Was it weird? Definitely. But I wouldn’t trade it for the world. Especially now when I needed them the most.

“I’ll walk you to your car.” He stuffed his feet into slides and opened his bedroom door for me.

I nodded, my eyes scanning the halls for Hector’s dad. I still hated the man even though I’d changed my mind about his son. The idea of bumping into him made my skin crawl. There was no way I wanted him to know I’d been here.

We slunk down the hallway to the back stairs. Hector’s house was huge since his father may or may not have been taking bribes. Even though the size of the house was disgustingly big, it helped us avoid his parents and the housekeeper. I never saw Hector’s mother. She’d caught wind of the affair and was in Wisconsin with her sister for the time being.

If any of this bothered Hector, he didn’t say.

I gripped Hector’s hand as we moved surreptitiously through the house. Tiptoeing down the back stairs and slipping out a side door was not the best way to end a hot date, but it would have to do.

Hector walked me to my car which was parked down the side street a block away. He stood by as I unlocked it and then grabbed my wrists as I went to slip inside.

His walnut-colored eyes searched my face with real concern. “Hey, tell me you’re okay.”

“I’m okay,” I lied.

He nodded, already accepting it. I found it was easier to give people the answer they wanted rather than the truth.

“Okay, just text when you get home.” Pressing a kiss on my cheek, he turned and walked away.

I slipped into my car and watched him jog back to the house. When he was out of sight, I started the engine and drove home.

It wasn’t hard to lie to Hector. After all, he was the one of us that had the least trauma. That distinction could be shared by him or Mills, but Lowell was another story. If I’d told that lie to Lowell, he would have seen through it like Swiss cheese. Maybe that’s why I was spending so much time with Hector lately. It was easy to hide.

The drive from Hector’s house to mine took about twenty minutes. I left the nice part of town and drove to the other side where people had double mortgages or rented from shitty landlords who took shittier care of their houses.

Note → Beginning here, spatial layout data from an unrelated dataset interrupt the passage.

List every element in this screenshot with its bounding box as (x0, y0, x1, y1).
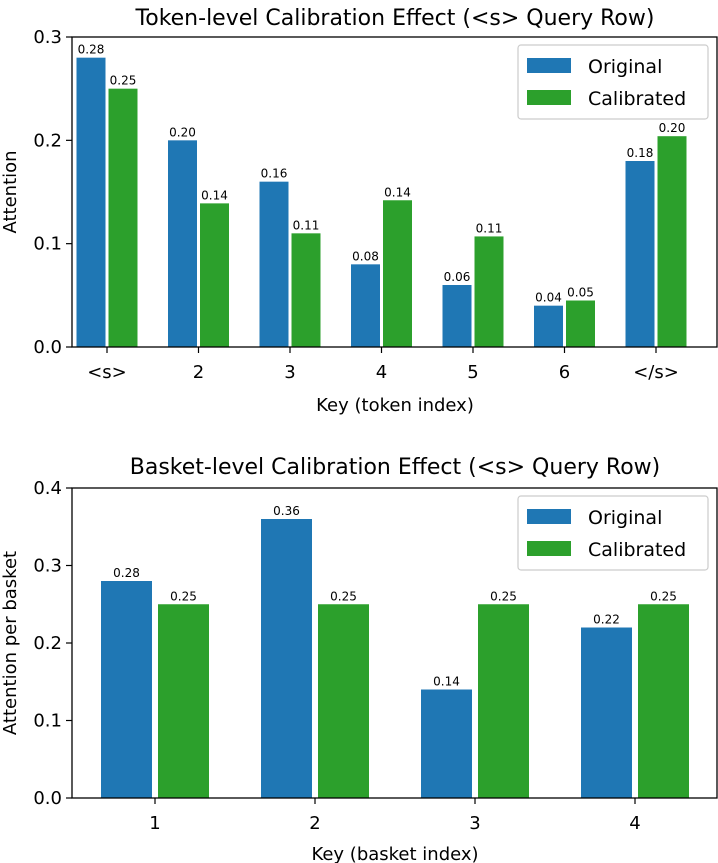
bar-value-label: 0.25 (170, 589, 197, 603)
y-tick-label: 0.3 (33, 27, 62, 48)
x-tick-label: 4 (376, 362, 387, 383)
y-tick-label: 0.1 (33, 711, 62, 732)
x-tick-label: </s> (633, 362, 679, 383)
bar-value-label: 0.25 (650, 589, 677, 603)
bar-calibrated (478, 604, 529, 798)
legend: Original Calibrated (517, 495, 709, 571)
plot-frame (71, 36, 718, 348)
bar-value-label: 0.14 (433, 675, 460, 689)
bar-value-label: 0.08 (352, 249, 379, 263)
bar-original (101, 581, 152, 798)
x-tick-label: 2 (309, 813, 320, 834)
y-tick-label: 0.3 (33, 556, 62, 577)
bar-calibrated (318, 604, 369, 798)
x-tick-label: 1 (149, 813, 160, 834)
legend-swatch-calibrated (527, 90, 571, 105)
x-tick-label: 5 (467, 362, 478, 383)
y-axis-label: Attention (0, 150, 21, 233)
x-tick-label: 4 (629, 813, 640, 834)
x-tick-label: 6 (559, 362, 570, 383)
bar-original (625, 161, 655, 347)
bar-original (351, 264, 380, 347)
x-axis-label: Key (basket index) (311, 844, 478, 863)
y-tick-label: 0.4 (33, 478, 62, 499)
bar-calibrated (291, 233, 321, 347)
y-axis-label: Attention per basket (0, 551, 21, 735)
bar-value-label: 0.25 (490, 589, 517, 603)
x-tick-label: <s> (87, 362, 127, 383)
bar-value-label: 0.25 (110, 74, 137, 88)
y-tick-label: 0.1 (33, 234, 62, 255)
x-axis-label: Key (token index) (316, 395, 474, 416)
bar-calibrated (108, 88, 138, 348)
chart-title: Token-level Calibration Effect (<s> Quer… (135, 6, 655, 31)
bar-original (442, 285, 472, 347)
y-tick-label: 0.0 (33, 788, 62, 809)
bar-value-label: 0.04 (535, 291, 562, 305)
bar-calibrated (638, 604, 689, 798)
basket-level-chart: Basket-level Calibration Effect (<s> Que… (0, 455, 718, 863)
bar-original (581, 627, 632, 798)
y-tick-label: 0.0 (33, 337, 62, 358)
legend-label-calibrated: Calibrated (588, 539, 686, 561)
bar-calibrated (200, 203, 229, 347)
bar-value-label: 0.16 (261, 167, 288, 181)
x-tick-label: 3 (469, 813, 480, 834)
x-tick-label: 3 (284, 362, 295, 383)
bar-calibrated (566, 300, 595, 347)
legend: Original Calibrated (517, 44, 709, 120)
bar-value-label: 0.36 (273, 504, 300, 518)
bar-original (259, 181, 289, 347)
bar-value-label: 0.20 (169, 125, 196, 139)
token-level-chart: Token-level Calibration Effect (<s> Quer… (0, 6, 718, 416)
bar-value-label: 0.06 (444, 270, 471, 284)
bar-original (76, 57, 106, 348)
bar-value-label: 0.11 (293, 218, 320, 232)
legend-label-calibrated: Calibrated (588, 88, 686, 110)
bar-calibrated (158, 604, 209, 798)
bar-original (534, 305, 563, 347)
bar-value-label: 0.14 (384, 185, 411, 199)
bar-value-label: 0.28 (113, 566, 140, 580)
bar-value-label: 0.28 (78, 43, 105, 57)
legend-swatch-original (527, 509, 571, 524)
legend-label-original: Original (588, 56, 662, 78)
x-tick-label: 2 (193, 362, 204, 383)
legend-swatch-calibrated (527, 541, 571, 556)
legend-swatch-original (527, 58, 571, 73)
bar-value-label: 0.25 (330, 589, 357, 603)
bar-calibrated (657, 136, 687, 347)
bar-calibrated (474, 236, 504, 347)
bar-original (168, 140, 197, 347)
bar-value-label: 0.22 (593, 613, 620, 627)
bar-original (421, 689, 472, 798)
bar-calibrated (383, 200, 412, 347)
chart-title: Basket-level Calibration Effect (<s> Que… (130, 455, 661, 480)
y-tick-label: 0.2 (33, 130, 62, 151)
bar-value-label: 0.18 (627, 146, 654, 160)
bar-original (261, 519, 312, 798)
plot-frame (71, 487, 718, 799)
bar-value-label: 0.05 (567, 286, 594, 300)
bar-value-label: 0.11 (476, 221, 503, 235)
bar-value-label: 0.14 (201, 188, 228, 202)
legend-label-original: Original (588, 507, 662, 529)
y-tick-label: 0.2 (33, 633, 62, 654)
bar-value-label: 0.20 (659, 121, 686, 135)
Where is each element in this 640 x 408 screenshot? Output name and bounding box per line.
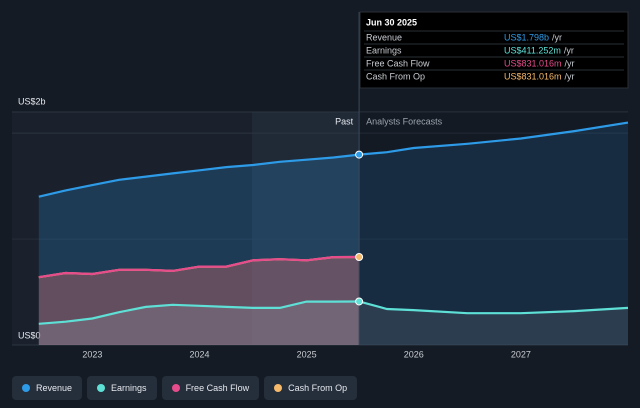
x-tick-label: 2024 [189, 349, 209, 359]
tooltip-unit: /yr [565, 58, 575, 68]
tooltip: Jun 30 2025 Revenue US$1.798b/yr Earnings US… [359, 11, 629, 89]
area [38, 257, 360, 345]
tooltip-unit: /yr [564, 45, 574, 55]
line [38, 300, 629, 325]
x-tick-label: 2026 [404, 349, 424, 359]
legend-label: Revenue [36, 383, 73, 393]
highlight-band [251, 112, 360, 345]
tooltip-label: Revenue [366, 32, 402, 42]
y-tick-label: US$2b [18, 96, 46, 106]
tooltip-value: US$411.252m [504, 45, 561, 55]
tooltip-date: Jun 30 2025 [366, 17, 417, 27]
legend-item[interactable]: Earnings [87, 376, 157, 400]
area [38, 301, 629, 345]
legend-item[interactable]: Cash From Op [264, 376, 358, 400]
area [38, 122, 629, 345]
legend-swatch [97, 384, 106, 392]
legend-swatch [274, 384, 283, 392]
forecast-shade [359, 112, 628, 345]
x-tick-label: 2027 [511, 349, 531, 359]
tooltip-box [359, 11, 629, 89]
end-point [355, 150, 364, 159]
line [38, 255, 360, 279]
past-label: Past [335, 116, 354, 126]
legend-item[interactable]: Free Cash Flow [161, 376, 260, 400]
legend-label: Free Cash Flow [185, 383, 250, 393]
tooltip-value: US$831.016m [504, 58, 562, 68]
legend-item[interactable]: Revenue [12, 376, 83, 400]
tooltip-label: Cash From Op [366, 71, 425, 81]
chart: US$0 US$2b 2023 2024 2025 2026 2027 Past Analyst… [12, 11, 629, 359]
x-tick-label: 2025 [297, 349, 317, 359]
tooltip-label: Free Cash Flow [366, 58, 430, 68]
tooltip-unit: /yr [552, 32, 562, 42]
end-point [355, 297, 364, 306]
legend-swatch [22, 384, 30, 392]
tooltip-value: US$1.798b [504, 32, 549, 42]
legend-label: Earnings [111, 383, 147, 393]
tooltip-unit: /yr [565, 71, 575, 81]
end-point [355, 252, 364, 261]
y-tick-label: US$0 [18, 330, 41, 340]
line [38, 121, 629, 198]
area [38, 257, 360, 345]
tooltip-label: Earnings [366, 45, 402, 55]
tooltip-value: US$831.016m [504, 71, 562, 81]
forecast-label: Analysts Forecasts [366, 116, 443, 126]
x-tick-label: 2023 [82, 349, 102, 359]
legend: Revenue Earnings Free Cash Flow Cash From O… [12, 376, 358, 400]
legend-label: Cash From Op [288, 383, 348, 393]
legend-swatch [171, 384, 180, 392]
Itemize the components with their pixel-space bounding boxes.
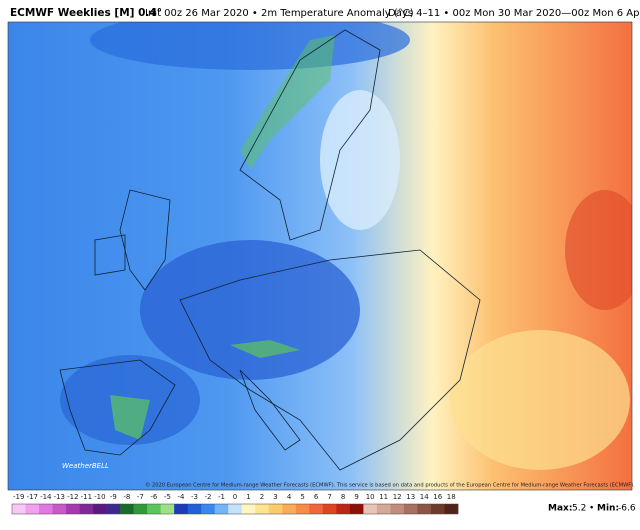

The houses got increasingly smaller, the yards weedier, and the cars junkier. It wasn’t hard to be reminded of the huge gap between the boy’s lives and mine. All three of them had money, and I had…

Well, I had their ten thousand dollars so that was a start.

The money I’d won in their contest had gone right into the bank. I needed most of it to pay Gram’s medical bills. Yet, it seemed that an anonymous donor had taken care of a large chunk of the hospital bill she’d incurred when she’d nearly died a month ago, the one that might have wiped out my ten grand in a flash. I still didn’t know who paid that off. I’d asked all three boys, and they flatly denied it, though I had a feeling one of them was lying.